Escravatura: atentado contra a dignidade humana

 

MANUEL RODRIGUES VAZ


Palestra lida no Restaurante O Pote, em Lisboa, no dia 3 de Novembro de 2021, no âmbito da Tertúlia À Margem

Em 1966, foi apresentado um filme em Luanda que, logicamente, não deveria por lá aparecer.
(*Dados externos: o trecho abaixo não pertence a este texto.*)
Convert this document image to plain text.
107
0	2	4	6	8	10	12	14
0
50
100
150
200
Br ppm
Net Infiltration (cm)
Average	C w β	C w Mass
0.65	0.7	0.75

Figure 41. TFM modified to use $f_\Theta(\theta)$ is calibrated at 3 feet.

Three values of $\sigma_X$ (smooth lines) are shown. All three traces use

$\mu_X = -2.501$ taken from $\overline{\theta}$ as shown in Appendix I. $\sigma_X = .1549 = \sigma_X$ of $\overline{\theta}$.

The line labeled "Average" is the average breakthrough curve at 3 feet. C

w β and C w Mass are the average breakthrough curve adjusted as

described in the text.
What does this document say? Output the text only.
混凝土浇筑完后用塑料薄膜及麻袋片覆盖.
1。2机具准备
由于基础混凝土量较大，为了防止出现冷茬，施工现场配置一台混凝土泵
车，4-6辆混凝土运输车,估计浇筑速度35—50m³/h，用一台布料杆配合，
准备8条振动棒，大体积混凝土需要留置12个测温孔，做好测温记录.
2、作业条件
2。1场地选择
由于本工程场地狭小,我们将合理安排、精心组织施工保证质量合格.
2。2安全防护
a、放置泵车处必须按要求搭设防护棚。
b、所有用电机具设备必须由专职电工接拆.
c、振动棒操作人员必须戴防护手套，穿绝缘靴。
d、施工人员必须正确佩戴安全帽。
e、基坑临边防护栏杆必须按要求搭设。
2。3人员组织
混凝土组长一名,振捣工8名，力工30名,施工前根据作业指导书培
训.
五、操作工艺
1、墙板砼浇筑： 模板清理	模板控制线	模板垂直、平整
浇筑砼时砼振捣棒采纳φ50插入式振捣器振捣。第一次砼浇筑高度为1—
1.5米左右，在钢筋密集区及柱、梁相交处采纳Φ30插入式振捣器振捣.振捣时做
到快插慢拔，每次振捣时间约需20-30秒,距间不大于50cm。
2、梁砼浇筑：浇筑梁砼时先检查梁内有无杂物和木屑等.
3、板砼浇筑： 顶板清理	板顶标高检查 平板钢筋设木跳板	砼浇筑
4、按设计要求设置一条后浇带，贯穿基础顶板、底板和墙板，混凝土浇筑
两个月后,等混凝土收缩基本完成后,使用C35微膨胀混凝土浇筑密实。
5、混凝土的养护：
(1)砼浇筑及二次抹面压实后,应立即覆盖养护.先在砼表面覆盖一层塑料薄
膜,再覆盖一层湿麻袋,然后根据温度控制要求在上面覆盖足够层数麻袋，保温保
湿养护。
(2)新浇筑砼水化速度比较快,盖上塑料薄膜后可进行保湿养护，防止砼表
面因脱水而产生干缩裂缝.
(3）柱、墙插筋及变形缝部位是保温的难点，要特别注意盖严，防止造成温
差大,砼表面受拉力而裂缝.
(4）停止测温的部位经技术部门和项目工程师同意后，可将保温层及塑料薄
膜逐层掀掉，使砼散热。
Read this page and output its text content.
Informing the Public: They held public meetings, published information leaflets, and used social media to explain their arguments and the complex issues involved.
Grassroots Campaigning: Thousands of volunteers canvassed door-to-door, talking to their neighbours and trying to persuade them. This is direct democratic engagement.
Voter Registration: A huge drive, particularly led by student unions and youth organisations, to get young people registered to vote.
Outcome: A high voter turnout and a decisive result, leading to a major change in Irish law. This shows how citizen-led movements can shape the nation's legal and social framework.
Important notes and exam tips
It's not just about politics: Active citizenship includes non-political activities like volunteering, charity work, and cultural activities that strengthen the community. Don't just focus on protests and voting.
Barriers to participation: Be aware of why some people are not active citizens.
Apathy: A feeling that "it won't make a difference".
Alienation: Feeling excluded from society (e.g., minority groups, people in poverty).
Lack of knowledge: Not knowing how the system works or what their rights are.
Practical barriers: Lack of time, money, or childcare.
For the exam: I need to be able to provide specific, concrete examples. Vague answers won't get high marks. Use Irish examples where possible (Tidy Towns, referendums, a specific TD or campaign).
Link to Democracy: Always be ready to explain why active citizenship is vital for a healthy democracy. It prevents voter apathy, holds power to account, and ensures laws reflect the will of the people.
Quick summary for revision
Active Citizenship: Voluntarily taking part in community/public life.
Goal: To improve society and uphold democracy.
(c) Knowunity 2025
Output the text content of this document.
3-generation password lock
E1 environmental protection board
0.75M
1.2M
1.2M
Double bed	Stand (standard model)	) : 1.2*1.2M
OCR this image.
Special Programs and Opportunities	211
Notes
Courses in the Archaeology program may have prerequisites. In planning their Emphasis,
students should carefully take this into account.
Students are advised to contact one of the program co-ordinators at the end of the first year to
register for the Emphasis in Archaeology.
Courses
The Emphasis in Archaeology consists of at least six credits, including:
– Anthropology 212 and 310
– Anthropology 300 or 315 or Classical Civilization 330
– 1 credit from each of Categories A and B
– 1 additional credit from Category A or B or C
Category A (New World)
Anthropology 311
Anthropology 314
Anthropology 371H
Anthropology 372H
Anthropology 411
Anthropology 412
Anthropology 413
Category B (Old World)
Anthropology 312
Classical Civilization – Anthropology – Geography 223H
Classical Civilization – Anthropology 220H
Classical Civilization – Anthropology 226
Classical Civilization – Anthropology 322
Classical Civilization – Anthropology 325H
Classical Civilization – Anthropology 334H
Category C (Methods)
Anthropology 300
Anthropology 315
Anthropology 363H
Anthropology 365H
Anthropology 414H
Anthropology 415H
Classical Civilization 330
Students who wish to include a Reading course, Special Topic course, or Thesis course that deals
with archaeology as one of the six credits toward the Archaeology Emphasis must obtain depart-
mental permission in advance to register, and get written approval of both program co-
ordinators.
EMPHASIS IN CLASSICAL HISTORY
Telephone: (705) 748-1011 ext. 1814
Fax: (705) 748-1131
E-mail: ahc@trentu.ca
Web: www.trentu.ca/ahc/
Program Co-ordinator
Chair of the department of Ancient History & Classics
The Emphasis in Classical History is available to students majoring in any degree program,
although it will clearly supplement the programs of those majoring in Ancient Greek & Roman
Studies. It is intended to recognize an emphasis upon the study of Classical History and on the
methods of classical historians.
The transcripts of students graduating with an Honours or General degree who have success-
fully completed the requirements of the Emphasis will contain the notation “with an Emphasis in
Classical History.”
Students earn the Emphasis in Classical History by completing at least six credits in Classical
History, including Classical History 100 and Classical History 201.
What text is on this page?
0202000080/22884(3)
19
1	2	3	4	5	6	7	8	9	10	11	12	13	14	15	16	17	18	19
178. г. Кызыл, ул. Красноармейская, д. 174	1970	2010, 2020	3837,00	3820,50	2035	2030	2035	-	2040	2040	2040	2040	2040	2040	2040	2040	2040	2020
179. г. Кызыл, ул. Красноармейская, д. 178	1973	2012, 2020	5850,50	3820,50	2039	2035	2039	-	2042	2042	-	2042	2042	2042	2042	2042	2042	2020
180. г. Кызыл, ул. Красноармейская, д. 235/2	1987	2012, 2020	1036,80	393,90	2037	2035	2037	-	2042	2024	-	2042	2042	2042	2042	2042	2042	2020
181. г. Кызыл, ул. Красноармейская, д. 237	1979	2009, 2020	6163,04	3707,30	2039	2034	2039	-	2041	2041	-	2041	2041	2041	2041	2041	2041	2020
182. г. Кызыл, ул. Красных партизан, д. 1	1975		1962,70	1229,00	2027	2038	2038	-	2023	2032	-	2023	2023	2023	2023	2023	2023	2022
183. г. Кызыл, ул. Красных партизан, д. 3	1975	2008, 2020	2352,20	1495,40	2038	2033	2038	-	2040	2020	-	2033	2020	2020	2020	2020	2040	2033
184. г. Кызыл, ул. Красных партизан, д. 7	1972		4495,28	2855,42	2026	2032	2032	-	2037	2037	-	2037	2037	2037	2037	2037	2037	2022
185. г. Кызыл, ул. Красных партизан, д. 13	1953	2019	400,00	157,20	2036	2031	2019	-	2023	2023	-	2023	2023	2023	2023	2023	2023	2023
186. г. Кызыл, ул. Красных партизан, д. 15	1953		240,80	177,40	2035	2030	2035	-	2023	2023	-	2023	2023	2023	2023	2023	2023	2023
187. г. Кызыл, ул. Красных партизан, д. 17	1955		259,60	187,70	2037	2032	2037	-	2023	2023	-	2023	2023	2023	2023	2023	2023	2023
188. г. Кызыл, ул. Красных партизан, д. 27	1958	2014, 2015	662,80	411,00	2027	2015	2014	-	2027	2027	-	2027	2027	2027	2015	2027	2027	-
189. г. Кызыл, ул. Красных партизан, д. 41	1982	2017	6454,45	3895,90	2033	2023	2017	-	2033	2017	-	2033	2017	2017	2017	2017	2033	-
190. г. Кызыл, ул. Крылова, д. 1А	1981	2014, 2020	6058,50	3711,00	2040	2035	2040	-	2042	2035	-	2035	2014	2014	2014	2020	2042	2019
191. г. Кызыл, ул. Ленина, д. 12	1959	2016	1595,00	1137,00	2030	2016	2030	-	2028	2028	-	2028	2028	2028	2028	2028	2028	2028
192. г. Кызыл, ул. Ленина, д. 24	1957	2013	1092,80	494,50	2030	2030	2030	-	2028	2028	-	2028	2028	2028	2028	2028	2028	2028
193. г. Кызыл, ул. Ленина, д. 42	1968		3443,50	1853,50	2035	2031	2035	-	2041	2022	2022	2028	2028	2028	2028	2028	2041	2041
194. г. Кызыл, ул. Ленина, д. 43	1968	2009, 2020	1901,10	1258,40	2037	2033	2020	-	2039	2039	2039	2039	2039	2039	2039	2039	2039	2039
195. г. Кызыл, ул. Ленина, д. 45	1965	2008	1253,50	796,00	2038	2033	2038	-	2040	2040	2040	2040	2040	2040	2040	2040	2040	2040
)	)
Intitulava-se África Adeus e era realizado pelo cineasta italiano Gualtero Jacopetti, autor de outros documentários famosos como Mundo Cão e Europa de noite.

Ligado já na altura ao movimento cineclubista português, eu andava suficientemente informado para estas questões e depressa soube a razão por que o filme podia ser exibido por lá: por um lado, uma parte era um libelo contra a descolonização, por outro lado, as partes que também punham isso em causa tinham sido completamente expurgadas pela conhecida Comissão de Censura, useira e vezeira nestes hábitos.

Na verdade, uma das cenas principais do filme, que no então território português não pôde ser vista, era um embarque de escravos na praia do Egito, uma dezena de quilómetros a norte do Lobito. Corria o ano de 1961. Sim, corria o ano de 1961, já tinha começado a luta de libertação em Angola, e isto ainda acontecia.

Não, não fiquem muito admirados. Neste ano do senhor de 2021, ainda há países onde a escravatura é legal e mesmo no nosso jardim à beira-mar plantado às vezes aparecem nos jornais reportagens que nos dão conta de situações que assim têm de ser classificadas, como por exemplo o recente caso de Odemira.

A Global Slavery Index estima que existam, hoje, 29,8 milhões de pessoas que vivem em regime de escravidão. A África é o continente que tem a maior concentração de escravos no mundo. A região do Paquistão e Índia também não fica muito atrás (a Índia, inclusive, é o país que mais tem escravos em números brutos: quase 14 milhões de pessoas). O ranking foi feito respeitando a proporção sobre a população geral dos países. Se apenas o número absoluto de escravos fosse considerado, ele ficaria bastante diferente, com países mais populosos do mundo tomando a liderança, mas ainda forte presença de nações africanas: Índia, China, Paquistão, Nigéria, Mauritânia, Etiópia, Rússia, Tailândia, Congo, Mianmar e Bangladesh.